Real-time N-body algorithm for a billion particles (2.3GB memory per 100M particles required), accelerated with CUDA.
- Dependency: Single header-only project with OpenCV(for demo) and CUDA(for compute) APIs. Uses Vcpkg to load OpenCV.
- Multi-GPU work distribution: particles are computed only in their own GPUs.
- GPU-GPU communication: partially overlaps with computations to hide latency.
- Render: frames are generated asynchronously and buffered to the user's thread, further hiding latency.

Algorithm:
- Mass values of particles are projected onto a lattice of 2048x2048 cells (this Constants::N value can be changed from header)
- The lattice is sent to convolution operation.
-
- FFT for infinite ranged forces (filter weights = 1 / r)
-
- deconvolution of mass-scatter kernel for short-ranged forces (to undo self-pull)

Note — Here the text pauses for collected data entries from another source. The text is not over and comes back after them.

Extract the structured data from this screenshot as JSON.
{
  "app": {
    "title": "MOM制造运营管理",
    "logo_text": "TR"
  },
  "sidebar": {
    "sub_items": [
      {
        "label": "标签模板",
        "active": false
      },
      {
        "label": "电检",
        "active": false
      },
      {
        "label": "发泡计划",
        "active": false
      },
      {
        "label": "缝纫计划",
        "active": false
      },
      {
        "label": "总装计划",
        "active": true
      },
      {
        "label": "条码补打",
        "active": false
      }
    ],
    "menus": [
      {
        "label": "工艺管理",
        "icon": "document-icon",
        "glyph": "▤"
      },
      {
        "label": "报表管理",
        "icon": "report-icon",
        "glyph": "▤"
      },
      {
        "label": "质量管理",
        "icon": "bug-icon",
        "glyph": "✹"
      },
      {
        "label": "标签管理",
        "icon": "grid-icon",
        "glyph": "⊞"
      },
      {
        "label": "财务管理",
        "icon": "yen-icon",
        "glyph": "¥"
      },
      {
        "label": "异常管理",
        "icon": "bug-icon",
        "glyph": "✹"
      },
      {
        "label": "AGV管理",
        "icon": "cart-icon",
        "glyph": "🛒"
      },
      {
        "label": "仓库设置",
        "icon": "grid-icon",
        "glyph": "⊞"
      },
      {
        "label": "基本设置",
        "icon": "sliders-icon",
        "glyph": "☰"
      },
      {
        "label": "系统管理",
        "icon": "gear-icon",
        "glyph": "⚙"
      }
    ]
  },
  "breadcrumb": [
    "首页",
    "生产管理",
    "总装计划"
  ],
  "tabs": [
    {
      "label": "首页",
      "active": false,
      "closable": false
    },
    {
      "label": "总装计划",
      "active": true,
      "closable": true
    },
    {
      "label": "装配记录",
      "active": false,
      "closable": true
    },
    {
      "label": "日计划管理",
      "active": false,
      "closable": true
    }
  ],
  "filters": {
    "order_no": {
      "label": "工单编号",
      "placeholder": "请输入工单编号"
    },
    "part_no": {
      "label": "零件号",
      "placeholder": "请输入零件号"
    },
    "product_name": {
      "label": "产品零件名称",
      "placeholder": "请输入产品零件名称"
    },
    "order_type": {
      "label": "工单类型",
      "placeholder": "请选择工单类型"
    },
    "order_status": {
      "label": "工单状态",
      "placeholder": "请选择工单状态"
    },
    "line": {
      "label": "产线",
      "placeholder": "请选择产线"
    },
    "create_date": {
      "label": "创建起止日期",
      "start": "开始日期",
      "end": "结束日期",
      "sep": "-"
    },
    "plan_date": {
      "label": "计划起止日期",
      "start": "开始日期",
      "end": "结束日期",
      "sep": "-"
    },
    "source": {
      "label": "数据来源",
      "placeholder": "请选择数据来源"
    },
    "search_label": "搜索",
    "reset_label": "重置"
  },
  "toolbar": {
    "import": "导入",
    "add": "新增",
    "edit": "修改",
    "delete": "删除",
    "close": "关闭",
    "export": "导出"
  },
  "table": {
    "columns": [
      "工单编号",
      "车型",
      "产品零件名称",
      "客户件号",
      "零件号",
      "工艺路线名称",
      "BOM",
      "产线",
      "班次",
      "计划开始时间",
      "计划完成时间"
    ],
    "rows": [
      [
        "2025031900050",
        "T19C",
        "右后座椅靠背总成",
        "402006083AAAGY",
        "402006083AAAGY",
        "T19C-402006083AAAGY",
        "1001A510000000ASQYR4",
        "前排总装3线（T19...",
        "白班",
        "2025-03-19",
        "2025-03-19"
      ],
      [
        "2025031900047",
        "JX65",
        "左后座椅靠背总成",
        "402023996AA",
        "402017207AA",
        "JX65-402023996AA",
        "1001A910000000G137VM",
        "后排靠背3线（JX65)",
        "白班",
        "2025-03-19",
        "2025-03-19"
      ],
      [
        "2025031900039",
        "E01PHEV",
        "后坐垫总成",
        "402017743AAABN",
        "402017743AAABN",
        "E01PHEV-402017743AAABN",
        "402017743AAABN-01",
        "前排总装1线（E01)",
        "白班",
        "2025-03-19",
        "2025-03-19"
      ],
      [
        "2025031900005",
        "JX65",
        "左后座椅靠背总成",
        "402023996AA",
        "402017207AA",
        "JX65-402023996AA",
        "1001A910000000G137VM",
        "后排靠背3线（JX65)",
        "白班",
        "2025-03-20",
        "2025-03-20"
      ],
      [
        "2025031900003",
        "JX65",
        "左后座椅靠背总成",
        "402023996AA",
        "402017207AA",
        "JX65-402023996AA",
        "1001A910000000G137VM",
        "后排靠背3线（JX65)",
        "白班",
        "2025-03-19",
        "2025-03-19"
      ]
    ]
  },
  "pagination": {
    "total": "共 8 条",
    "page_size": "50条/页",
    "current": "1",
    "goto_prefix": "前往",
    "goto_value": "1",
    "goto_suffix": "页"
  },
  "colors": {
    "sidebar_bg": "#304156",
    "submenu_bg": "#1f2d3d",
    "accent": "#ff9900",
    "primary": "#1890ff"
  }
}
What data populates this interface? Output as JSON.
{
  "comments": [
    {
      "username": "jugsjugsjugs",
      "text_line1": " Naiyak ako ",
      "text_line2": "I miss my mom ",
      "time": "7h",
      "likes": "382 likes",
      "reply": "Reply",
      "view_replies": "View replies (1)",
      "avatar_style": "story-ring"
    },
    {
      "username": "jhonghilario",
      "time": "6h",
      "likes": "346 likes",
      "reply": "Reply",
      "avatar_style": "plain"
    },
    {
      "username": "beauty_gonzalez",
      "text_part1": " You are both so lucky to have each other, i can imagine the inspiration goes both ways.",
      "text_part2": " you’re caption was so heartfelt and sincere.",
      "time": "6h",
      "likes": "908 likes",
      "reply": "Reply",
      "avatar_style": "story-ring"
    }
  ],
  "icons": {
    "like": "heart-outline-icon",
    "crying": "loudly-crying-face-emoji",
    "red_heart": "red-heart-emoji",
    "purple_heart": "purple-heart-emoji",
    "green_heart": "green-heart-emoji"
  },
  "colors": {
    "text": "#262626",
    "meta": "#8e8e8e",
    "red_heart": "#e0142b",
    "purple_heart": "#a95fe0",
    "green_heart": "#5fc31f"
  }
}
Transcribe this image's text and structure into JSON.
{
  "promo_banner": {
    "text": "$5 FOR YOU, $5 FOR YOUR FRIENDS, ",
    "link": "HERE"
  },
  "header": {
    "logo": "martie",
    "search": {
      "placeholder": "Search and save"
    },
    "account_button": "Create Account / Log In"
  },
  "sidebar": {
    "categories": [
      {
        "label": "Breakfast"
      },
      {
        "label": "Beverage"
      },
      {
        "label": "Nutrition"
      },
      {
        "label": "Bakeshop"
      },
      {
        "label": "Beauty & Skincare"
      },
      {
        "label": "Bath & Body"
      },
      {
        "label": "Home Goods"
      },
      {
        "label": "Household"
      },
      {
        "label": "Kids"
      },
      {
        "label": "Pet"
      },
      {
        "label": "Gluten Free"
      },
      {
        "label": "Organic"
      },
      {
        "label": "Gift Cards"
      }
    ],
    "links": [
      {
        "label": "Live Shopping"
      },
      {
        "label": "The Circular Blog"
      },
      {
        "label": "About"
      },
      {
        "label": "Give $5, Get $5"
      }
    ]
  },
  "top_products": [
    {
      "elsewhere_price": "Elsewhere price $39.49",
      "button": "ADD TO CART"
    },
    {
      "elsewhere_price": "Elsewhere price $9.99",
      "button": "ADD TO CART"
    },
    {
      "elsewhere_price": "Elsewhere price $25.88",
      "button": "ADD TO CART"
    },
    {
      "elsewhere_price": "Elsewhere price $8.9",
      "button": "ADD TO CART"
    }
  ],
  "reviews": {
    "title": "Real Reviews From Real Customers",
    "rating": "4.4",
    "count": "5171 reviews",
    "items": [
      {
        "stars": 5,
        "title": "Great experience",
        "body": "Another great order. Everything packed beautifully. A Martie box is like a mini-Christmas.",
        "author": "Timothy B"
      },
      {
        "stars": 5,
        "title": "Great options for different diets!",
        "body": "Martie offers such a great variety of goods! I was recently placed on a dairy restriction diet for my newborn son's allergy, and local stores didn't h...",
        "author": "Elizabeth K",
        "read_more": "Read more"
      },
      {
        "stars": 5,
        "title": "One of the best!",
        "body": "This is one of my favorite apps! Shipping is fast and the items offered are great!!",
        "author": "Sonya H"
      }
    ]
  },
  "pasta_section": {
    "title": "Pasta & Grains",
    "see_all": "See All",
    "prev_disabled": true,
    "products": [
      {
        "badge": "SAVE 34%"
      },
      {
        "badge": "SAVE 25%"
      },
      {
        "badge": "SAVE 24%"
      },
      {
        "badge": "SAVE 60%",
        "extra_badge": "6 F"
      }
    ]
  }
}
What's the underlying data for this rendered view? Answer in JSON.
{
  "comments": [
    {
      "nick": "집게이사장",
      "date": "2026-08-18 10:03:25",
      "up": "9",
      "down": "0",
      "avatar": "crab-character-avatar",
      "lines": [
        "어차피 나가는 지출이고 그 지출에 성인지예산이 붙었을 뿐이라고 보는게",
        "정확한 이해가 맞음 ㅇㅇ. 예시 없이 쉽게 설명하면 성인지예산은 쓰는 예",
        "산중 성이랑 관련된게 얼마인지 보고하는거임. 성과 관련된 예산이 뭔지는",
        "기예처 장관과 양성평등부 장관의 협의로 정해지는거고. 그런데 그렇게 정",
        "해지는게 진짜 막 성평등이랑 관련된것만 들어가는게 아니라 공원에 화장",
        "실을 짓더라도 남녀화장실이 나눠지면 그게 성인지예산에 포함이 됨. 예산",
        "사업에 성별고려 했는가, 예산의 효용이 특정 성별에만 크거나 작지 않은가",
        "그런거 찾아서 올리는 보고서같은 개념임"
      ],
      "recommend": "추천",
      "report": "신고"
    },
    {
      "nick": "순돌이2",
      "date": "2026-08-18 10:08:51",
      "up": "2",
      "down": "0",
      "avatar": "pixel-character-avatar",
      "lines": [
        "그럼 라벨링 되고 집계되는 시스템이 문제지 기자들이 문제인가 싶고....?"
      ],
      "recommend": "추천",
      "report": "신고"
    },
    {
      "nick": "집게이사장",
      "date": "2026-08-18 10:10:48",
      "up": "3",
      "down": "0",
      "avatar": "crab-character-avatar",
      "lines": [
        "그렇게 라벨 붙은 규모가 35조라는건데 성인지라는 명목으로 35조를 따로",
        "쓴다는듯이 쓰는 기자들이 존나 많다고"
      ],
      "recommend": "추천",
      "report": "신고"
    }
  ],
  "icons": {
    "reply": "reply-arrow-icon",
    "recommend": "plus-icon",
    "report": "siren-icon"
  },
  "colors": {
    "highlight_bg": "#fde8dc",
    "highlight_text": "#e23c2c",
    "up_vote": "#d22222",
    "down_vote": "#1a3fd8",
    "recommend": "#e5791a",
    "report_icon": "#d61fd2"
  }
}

- Then both results are summed elementwise to have a total potential
- Gradient of the potential is sampled by each particle and used as force acting on them
- Euler integration is used for velocity and position updates (when other parts are optimized for higher accuracy, this will become Verlet Integration)
- Complexity: O(N Log(N)) with a low constant cost so that it can run 120 FPS for 20 million particles using a mainstream gpu.
FFT Convolution:
- Particle mass lattice is 2D
- First, FFT of all rows are computed.
- Then FFT of all columns are computed.
- Repeated for both mass-lattice and gravity-lattice
- Element-wise (complex-value) multiplication of both results --> this is FFT of convolution
- Inverse-FFT of the output is computed --> convolution complete
Gravity Lattice:
- This is another 2D array with its center at (N/2,N/2) both in indexing of array and 1/r calculations of cells.
- 1/r is used as the gravitational potential.
Particle lattice:
- Particle masses are projected onto another 2D array
- Each cell contains all or partial mass values of the particles contributing
- High-accuracy mode uses 4 cells, low-accuracy mode uses 1 cell per particle
Gradient:
- Similar to the mass projection, but opposite
- Gradient at each point is computed
- Each particle samples or multisamples (depends on accuracy mode) gradients and computes the force acting on it
- Force is divided by the mass of particle to compute movement during that time step (Euler Integration), together with velocity updates.